I think this is a good segue too, because I have tons of respect for a show like Dexter– even if I’ve never seen it. To me, it represents a lot of what great TV is supposed to do. It entertains for one. It takes this broad concept (I don’t want to really say genre even) and hones in on it, while adding its unique elements that give the show plenty of space to flesh out the whole premise and also develop it further. Furthermore, it introduces something a little deeper. We have these huge moral implications. You have a forensics dude who is a serial killer of criminals on the side– heck its even ironic. The complexity is almost unavoidable. There will always be various struggles, and I feel like the opportunities to occasionally make the viewer wrestle with the actions, decisions and morality of the characters in the show (specifically main character) and not have it so plainly be this concept of “a criminal did something bad, let’s figure it out, let’s make things right” — because it isn’t that simple. I mean, shoot, this type of stuff has worked in literature and theater since their beginnings.

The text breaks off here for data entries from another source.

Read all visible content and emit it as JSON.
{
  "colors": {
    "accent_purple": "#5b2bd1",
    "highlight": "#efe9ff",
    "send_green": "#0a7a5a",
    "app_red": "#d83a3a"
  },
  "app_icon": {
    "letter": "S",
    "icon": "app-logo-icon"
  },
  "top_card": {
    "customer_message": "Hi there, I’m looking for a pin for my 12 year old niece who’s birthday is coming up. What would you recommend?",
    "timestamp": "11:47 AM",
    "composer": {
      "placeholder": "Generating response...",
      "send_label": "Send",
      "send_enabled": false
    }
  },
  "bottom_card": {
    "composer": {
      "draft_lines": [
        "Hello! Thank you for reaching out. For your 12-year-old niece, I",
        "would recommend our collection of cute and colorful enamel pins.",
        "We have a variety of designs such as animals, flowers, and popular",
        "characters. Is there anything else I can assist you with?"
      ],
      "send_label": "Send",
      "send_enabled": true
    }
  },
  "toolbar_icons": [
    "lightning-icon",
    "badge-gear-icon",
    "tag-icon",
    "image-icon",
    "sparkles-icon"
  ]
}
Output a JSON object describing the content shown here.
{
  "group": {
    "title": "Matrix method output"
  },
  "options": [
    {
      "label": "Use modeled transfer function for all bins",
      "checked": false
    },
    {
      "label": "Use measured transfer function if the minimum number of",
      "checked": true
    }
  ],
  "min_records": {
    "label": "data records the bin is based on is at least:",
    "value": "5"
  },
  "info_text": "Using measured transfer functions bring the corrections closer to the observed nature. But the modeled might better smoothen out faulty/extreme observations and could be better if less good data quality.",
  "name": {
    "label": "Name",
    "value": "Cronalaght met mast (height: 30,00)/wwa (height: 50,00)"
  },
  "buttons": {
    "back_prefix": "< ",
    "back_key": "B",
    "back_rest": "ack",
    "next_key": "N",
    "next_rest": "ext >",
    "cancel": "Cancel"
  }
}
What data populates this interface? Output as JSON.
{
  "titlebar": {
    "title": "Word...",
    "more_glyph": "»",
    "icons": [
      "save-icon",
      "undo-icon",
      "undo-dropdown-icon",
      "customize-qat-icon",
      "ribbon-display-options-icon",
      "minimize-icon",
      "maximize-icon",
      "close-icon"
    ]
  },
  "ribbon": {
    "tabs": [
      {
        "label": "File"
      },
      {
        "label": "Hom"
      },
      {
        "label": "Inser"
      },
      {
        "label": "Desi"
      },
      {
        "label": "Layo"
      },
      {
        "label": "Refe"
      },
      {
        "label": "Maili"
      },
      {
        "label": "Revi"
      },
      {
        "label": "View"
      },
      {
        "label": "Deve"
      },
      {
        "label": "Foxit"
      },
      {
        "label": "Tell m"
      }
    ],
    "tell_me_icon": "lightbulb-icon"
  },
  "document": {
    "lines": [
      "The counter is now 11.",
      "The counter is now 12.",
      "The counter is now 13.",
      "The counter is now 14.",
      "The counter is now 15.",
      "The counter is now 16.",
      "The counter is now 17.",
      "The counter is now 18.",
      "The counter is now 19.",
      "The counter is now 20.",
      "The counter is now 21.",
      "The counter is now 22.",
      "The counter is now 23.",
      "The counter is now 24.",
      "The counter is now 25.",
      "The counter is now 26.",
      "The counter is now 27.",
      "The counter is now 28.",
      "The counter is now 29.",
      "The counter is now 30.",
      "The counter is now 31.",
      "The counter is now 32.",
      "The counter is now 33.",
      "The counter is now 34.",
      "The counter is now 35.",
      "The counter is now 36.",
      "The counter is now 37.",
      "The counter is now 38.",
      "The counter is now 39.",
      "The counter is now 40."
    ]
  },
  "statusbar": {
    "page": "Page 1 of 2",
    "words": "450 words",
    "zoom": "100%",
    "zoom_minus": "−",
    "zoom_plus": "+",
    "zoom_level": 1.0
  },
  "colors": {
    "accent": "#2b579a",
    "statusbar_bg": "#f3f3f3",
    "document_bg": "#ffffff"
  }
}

This isn’t to say that all these other crime dramas have never done this on some level. I’ve seen enough episodes of Law and Order to remember an episode or so that does some highlighting on the fact that our justice system is far from perfect and carries many flaws, but how much room do these shows have? This brings me back to my point. I don’t think that it is necessarily TVs role to really make the viewer work on levels far beyond just watching characters and a plot unfold, because for one there is less investment into each installation in every aspect (time, writing, budget, acting, etc.) than say, film, but on the other hand it is a much more drawn out experience. Because of the stretched out nature, the complexities should be stretched out; thinner or perhaps a more shallow implementation, because of the fact that this element in media are really hard to get right, and because historically, I feel like TV has never been there so much to challenge us as viewers, but more than anything to provide us convenient outlets, escapes and other worlds we can visit for 30 to 60 minutes at a time once a week. There is still a concept of art behind it though, and it is robbery to the masses to just purely entertain; or as I said earlier, it is exploitation.
Of course, you could easily say I’m completely wrong and proven wrong on an empirical level considering how many shows that have really had a lot of balance between the average responsibilities of a TV show and something more for its audience to get involved in have tanked early. Times might be changing, but we are still under the tyranny of unwarranted success. The most financially successful movies, TV shows and music still has a great tendency to be assembly line crap (in terms of imagination, creativity and depth), and gosh, even I have a few piles of crap that I love, but this is just a joke that will always be over my head– I just don’t understand how millions of people continually support and encourage a network like CBS. They seriously have 5 1/2 versions of 2 shows.
Oh yeah– Two and a Half Men SUCKS– but at least most sitcoms these days have ditched the 20th century.